Thanks you for your interesting video. I just ask plz where to get the "tm" pkg

@DataCentricInc 2 года назад

Hi Zacha B, you can type the following line to install the tm library: install.packages("tm")

@zachabenz 2 года назад

@@DataCentricInc Thank you very much. 👍🙏

@harmandeepsingh8903 2 года назад

Great Work Mam, i have one thing if you help me out on that, for example, we took only a specific term from the pdf and then want to analyze for that specific term. Is it possible

@DataCentricInc 2 года назад

Yes it is possible to focus on a term.

@harmandeepsingh8903 2 года назад

Thank you for response, please do a video on that for your subscriber

@agatabreczko6388 2 года назад

Hello! When I am writing the code, in the line 9: "pdfdatabase

@DataCentricInc 2 года назад

Ensure you run the line to require pdftools

@josephjohns1336 2 года назад

Could you please make a video about how to scrape, clean, and visualize data from within tables in a pdf using R? Preferably not a video that uses the tabulizer library or family of libraries. Only pdf tools please.

@DataCentricInc 2 года назад

Hi Joseph, I will take a look at this and let you know.

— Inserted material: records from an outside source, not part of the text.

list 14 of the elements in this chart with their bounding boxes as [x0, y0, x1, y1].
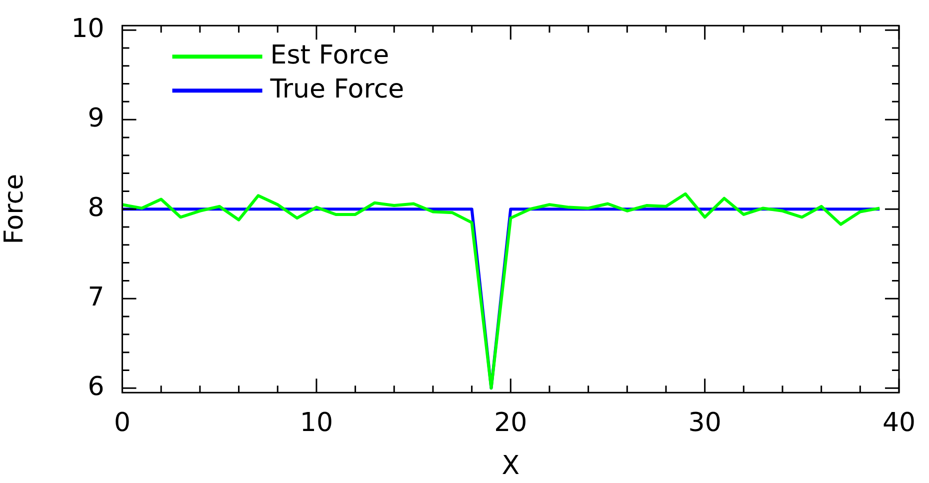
x-tick-label: 20: [494, 408, 528, 438]
x-tick-label: 0: [114, 408, 131, 438]
y-tick-label: 8: [88, 192, 104, 223]
y-axis-title: Force: [0, 174, 30, 244]
x-tick-label: 10: [300, 408, 334, 438]
y-tick-label: 10: [71, 14, 104, 44]
y-tick-label: 7: [88, 282, 104, 312]
legend-label: True Force: [269, 74, 404, 104]
y-tick-label: 9: [88, 103, 104, 134]
x-axis-title: X: [502, 451, 520, 482]
x-tick-label: 30: [688, 408, 722, 438]
legend-label: Est Force: [270, 40, 390, 70]
y-tick-label: 6: [88, 372, 104, 402]
x-tick-label: 40: [882, 408, 916, 438]
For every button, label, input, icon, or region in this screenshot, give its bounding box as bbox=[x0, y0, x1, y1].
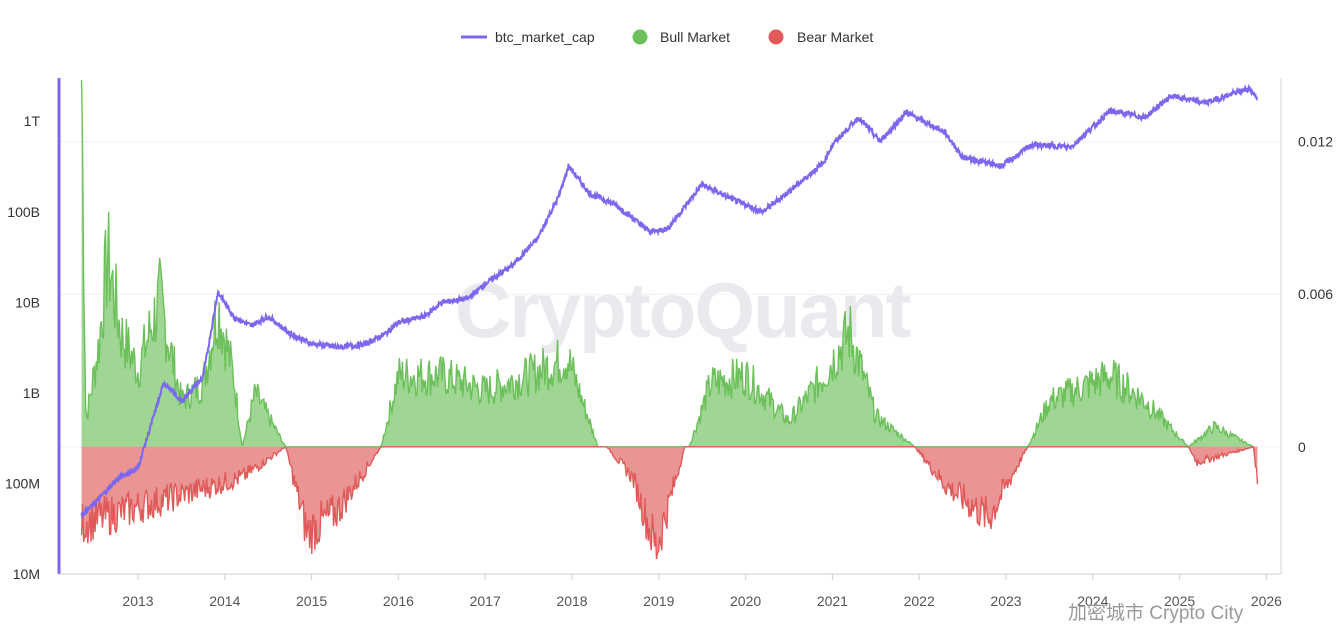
legend-dot-icon bbox=[632, 29, 648, 45]
x-tick-label: 2022 bbox=[904, 593, 935, 609]
area-series bbox=[81, 80, 1258, 559]
right-tick-label: 0 bbox=[1298, 439, 1306, 455]
line-bull-market bbox=[80, 80, 1254, 448]
x-tick-label: 2021 bbox=[817, 593, 848, 609]
right-tick-label: 0.006 bbox=[1298, 286, 1333, 302]
x-tick-label: 2016 bbox=[383, 593, 414, 609]
x-tick-label: 2019 bbox=[643, 593, 674, 609]
area-bull-market bbox=[81, 80, 1254, 447]
watermark: CryptoQuant bbox=[455, 266, 912, 354]
footer-text: 加密城市 Crypto City bbox=[1068, 602, 1244, 624]
x-tick-label: 2020 bbox=[730, 593, 761, 609]
legend-item-bull-market[interactable]: Bull Market bbox=[632, 29, 731, 45]
legend-item-bear-market[interactable]: Bear Market bbox=[768, 29, 874, 45]
legend[interactable]: btc_market_cap Bull Market Bear Market bbox=[461, 29, 873, 45]
left-tick-label: 1B bbox=[23, 385, 40, 401]
footer-mark: 加密城市 Crypto City bbox=[1068, 602, 1244, 624]
line-bear-market bbox=[80, 445, 1259, 560]
x-axis-ticks: 2013 2014 2015 2016 2017 2018 2019 2020 2021 2022… bbox=[122, 574, 1282, 609]
left-tick-label: 10M bbox=[13, 566, 40, 582]
x-tick-label: 2014 bbox=[209, 593, 240, 609]
legend-dot-icon bbox=[768, 29, 784, 45]
x-tick-label: 2025 bbox=[1164, 593, 1195, 609]
x-tick-label: 2026 bbox=[1251, 593, 1282, 609]
legend-label: Bull Market bbox=[660, 29, 730, 45]
legend-label: btc_market_cap bbox=[495, 29, 595, 45]
legend-label: Bear Market bbox=[797, 29, 873, 45]
line-series bbox=[80, 80, 1259, 560]
x-tick-label: 2013 bbox=[122, 593, 153, 609]
area-bear-market bbox=[81, 446, 1258, 559]
legend-item-btc-market-cap[interactable]: btc_market_cap bbox=[461, 29, 595, 45]
x-tick-label: 2017 bbox=[470, 593, 501, 609]
line-btc-market-cap bbox=[80, 83, 1258, 519]
x-tick-label: 2018 bbox=[556, 593, 587, 609]
right-axis-ticks: 0 0.006 0.012 bbox=[1298, 134, 1333, 455]
x-tick-label: 2023 bbox=[990, 593, 1021, 609]
x-tick-label: 2015 bbox=[296, 593, 327, 609]
left-tick-label: 100B bbox=[7, 204, 40, 220]
left-axis-ticks: 10M 100M 1B 10B 100B 1T bbox=[5, 113, 40, 582]
x-tick-label: 2024 bbox=[1077, 593, 1108, 609]
left-tick-label: 10B bbox=[15, 294, 40, 310]
left-tick-label: 1T bbox=[24, 113, 41, 129]
right-tick-label: 0.012 bbox=[1298, 134, 1333, 150]
left-tick-label: 100M bbox=[5, 475, 40, 491]
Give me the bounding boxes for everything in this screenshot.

@DataCentricInc 2 года назад

Hi John, you can look out for this video next Monday.

@itumelengmosala5335 2 года назад

Am continuing to struggle with the code below. Giving me error list.files(path = folder , pattern = "pdf$") folder

@DataCentricInc 2 года назад

Hi itumeleng, I have asked you to send me an email. Check the previous replies I have sent.

@kripa_dristi 2 года назад

Can you please make a video on text mining in search of pdf online by using one keyword

@DataCentricInc 2 года назад

Thanks for your feedback Kripa however I need a little more clarity on this request. Is it that you want to search for a PDF file on the web using R and then perform text mining on the results?

@kripa_dristi Год назад

@@DataCentricInc can you directly implement text mining to search & download any pdf available in web or from any publisher

@er2759 2 года назад

Hello thanky for the great videos!! I have some issues with line 4 its not working. I sent you an mail hopefully you can help me. The error is: Error in lapply(files, pdf_text) : object 'files' not found

@DataCentricInc 2 года назад

Hi ER, it is difficult to diagnose the problem just from this error, ensure you run the line that create the files variable just to so be sage because that could cause an error as well.